The Sun-Times will now report its circulations as a group to boost its visibility with national advertisers, Mr. Halbreich said.
“It lets us add together all the newspapers’ circulations and moves us up in the listing of national newspapers, which should translate into, we believe, more advertising sales,” he said.
The consolidation would have given the group a circulation of 424,184 for Sundays through the six months ended last September and a weekday circulation of about 439,855, he said.
In other human interest news…
* Judge clears McHenry’s prosecutor, Louis Bianchi, of using office for politics
* Top McHenry County prosecutor, assistant acquitted
* Rod Blagojevich lawyers up in court again today to discuss secret filing
* Former city official Anthony Boswell loses bid for jobless benefits: The Illinois Bureau of Employment Security has upheld the city’s claim that Anthony Boswell is not entitled to weekly benefits of $534 for 26 weeks because he resigned his $161,856-a-year job as director of the city’s Office of Compliance, Law Department spokeswoman Jennifer Hoyle said Wednesday.

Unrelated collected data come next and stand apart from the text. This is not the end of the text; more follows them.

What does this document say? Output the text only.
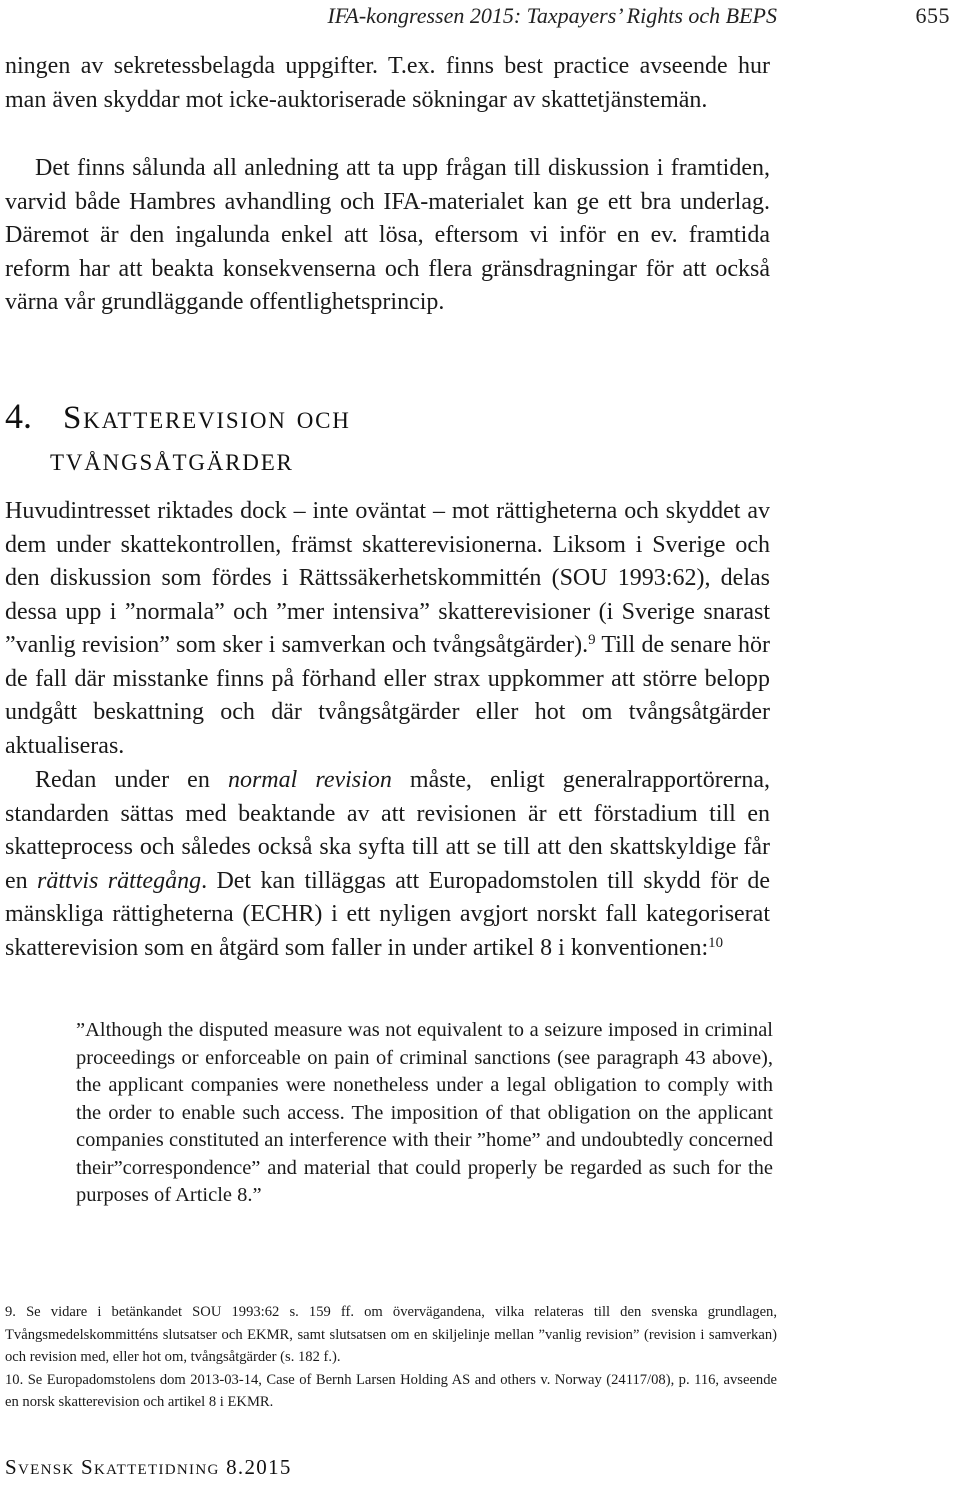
IFA-kongressen 2015: Taxpayers’ Rights och BEPS	655

ningen av sekretessbelagda uppgifter. T.ex. finns best practice avseende hur man även skyddar mot icke-auktoriserade sökningar av skattetjänstemän.

Det finns sålunda all anledning att ta upp frågan till diskussion i framtiden, varvid både Hambres avhandling och IFA-materialet kan ge ett bra underlag. Däremot är den ingalunda enkel att lösa, eftersom vi inför en ev. framtida reform har att beakta konsekvenserna och flera gränsdragningar för att också värna vår grundläggande offentlighetsprincip.

4. Skatterevision och
tvångsåtgärder

Huvudintresset riktades dock – inte oväntat – mot rättigheterna och skyddet av dem under skattekontrollen, främst skatterevisionerna. Liksom i Sverige och den diskussion som fördes i Rättssäkerhetskommittén (SOU 1993:62), delas dessa upp i ”normala” och ”mer intensiva” skatterevisioner (i Sverige snarast ”vanlig revision” som sker i samverkan och tvångsåtgärder).$^9$ Till de senare hör de fall där misstanke finns på förhand eller strax uppkommer att större belopp undgått beskattning och där tvångsåtgärder eller hot om tvångsåtgärder aktualiseras.

Redan under en normal revision måste, enligt generalrapportörerna, standarden sättas med beaktande av att revisionen är ett förstadium till en skatteprocess och således också ska syfta till att se till att den skattskyldige får en rättvis rättegång. Det kan tilläggas att Europadomstolen till skydd för de mänskliga rättigheterna (ECHR) i ett nyligen avgjort norskt fall kategoriserat skatterevision som en åtgärd som faller in under artikel 8 i konventionen:$^{10}$

”Although the disputed measure was not equivalent to a seizure imposed in criminal proceedings or enforceable on pain of criminal sanctions (see paragraph 43 above), the applicant companies were nonetheless under a legal obligation to comply with the order to enable such access. The imposition of that obligation on the applicant companies constituted an interference with their ”home” and undoubtedly concerned their”correspondence” and material that could properly be regarded as such for the purposes of Article 8.”

9. Se vidare i betänkandet SOU 1993:62 s. 159 ff. om övervägandena, vilka relateras till den svenska grundlagen, Tvångsmedelskommitténs slutsatser och EKMR, samt slutsatsen om en skiljelinje mellan ”vanlig revision” (revision i samverkan) och revision med, eller hot om, tvångsåtgärder (s. 182 f.).

10. Se Europadomstolens dom 2013-03-14, Case of Bernh Larsen Holding AS and others v. Norway (24117/08), p. 116, avseende en norsk skatterevision och artikel 8 i EKMR.

Svensk Skattetidning 8.2015
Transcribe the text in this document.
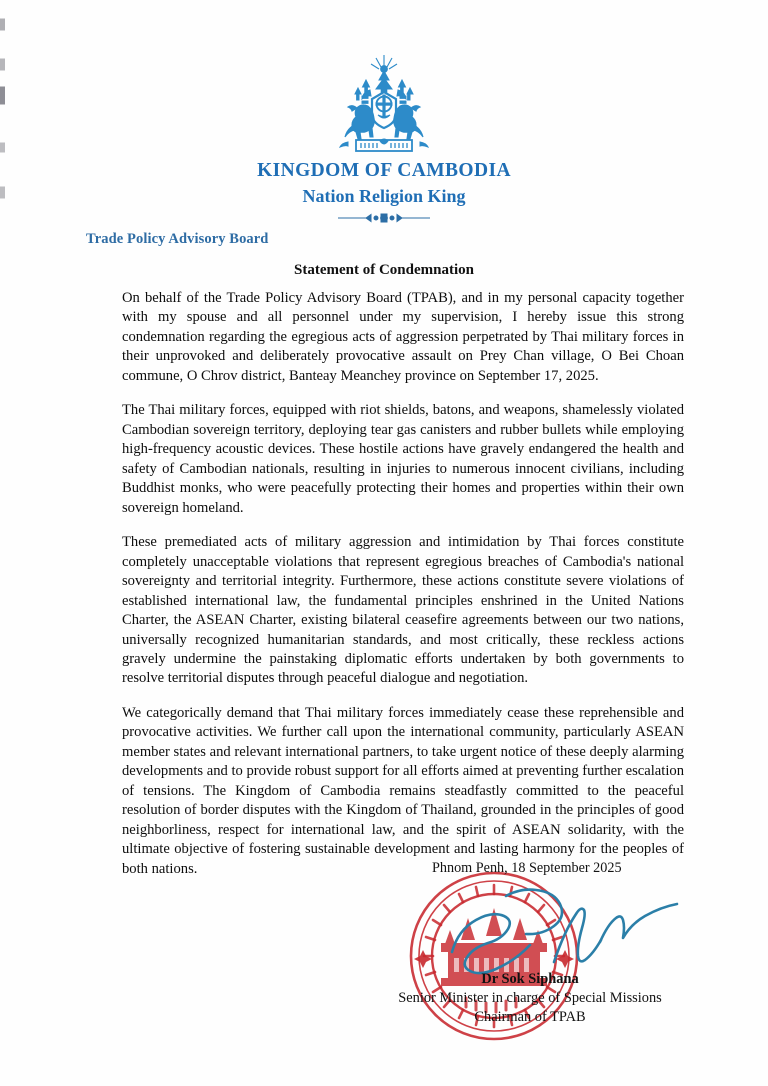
KINGDOM OF CAMBODIA
Nation Religion King
Trade Policy Advisory Board
Statement of Condemnation

On behalf of the Trade Policy Advisory Board (TPAB), and in my personal capacity together with my spouse and all personnel under my supervision, I hereby issue this strong condemnation regarding the egregious acts of aggression perpetrated by Thai military forces in their unprovoked and deliberately provocative assault on Prey Chan village, O Bei Choan commune, O Chrov district, Banteay Meanchey province on September 17, 2025.

The Thai military forces, equipped with riot shields, batons, and weapons, shamelessly violated Cambodian sovereign territory, deploying tear gas canisters and rubber bullets while employing high-frequency acoustic devices. These hostile actions have gravely endangered the health and safety of Cambodian nationals, resulting in injuries to numerous innocent civilians, including Buddhist monks, who were peacefully protecting their homes and properties within their own sovereign homeland.

These premediated acts of military aggression and intimidation by Thai forces constitute completely unacceptable violations that represent egregious breaches of Cambodia's national sovereignty and territorial integrity. Furthermore, these actions constitute severe violations of established international law, the fundamental principles enshrined in the United Nations Charter, the ASEAN Charter, existing bilateral ceasefire agreements between our two nations, universally recognized humanitarian standards, and most critically, these reckless actions gravely undermine the painstaking diplomatic efforts undertaken by both governments to resolve territorial disputes through peaceful dialogue and negotiation.

We categorically demand that Thai military forces immediately cease these reprehensible and provocative activities. We further call upon the international community, particularly ASEAN member states and relevant international partners, to take urgent notice of these deeply alarming developments and to provide robust support for all efforts aimed at preventing further escalation of tensions. The Kingdom of Cambodia remains steadfastly committed to the peaceful resolution of border disputes with the Kingdom of Thailand, grounded in the principles of good neighborliness, respect for international law, and the spirit of ASEAN solidarity, with the ultimate objective of fostering sustainable development and lasting harmony for the peoples of both nations.	Phnom Penh, 18 September 2025
Dr Sok Siphana
Senior Minister in charge of Special Missions
Chairman of TPAB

* Man who sued city over arrest upset about bill for Gov. Ryan deposition
* A stork note: Mayor Daley’s former education chief Ron Huberman and Darren DeJong became the parents of daughter Abigail DeJong Huberman Monday. It is the second child for both dads: son Aiden was born in 2009.
- wordslinger - Thursday, Mar 24, 11 @ 12:28 pm:
The Sun-Times is an incredibly resilient newspaper.
They’ve been on the ropes ever since the Fields sold them, and have suffered through rogues (Murdoch), fools (Page) and thieves (Lord Black of Crossharbour), yet won’t go down and keep punching.
The Tribune always thought they could put them away whenever they wanted. They have bigger problems these days.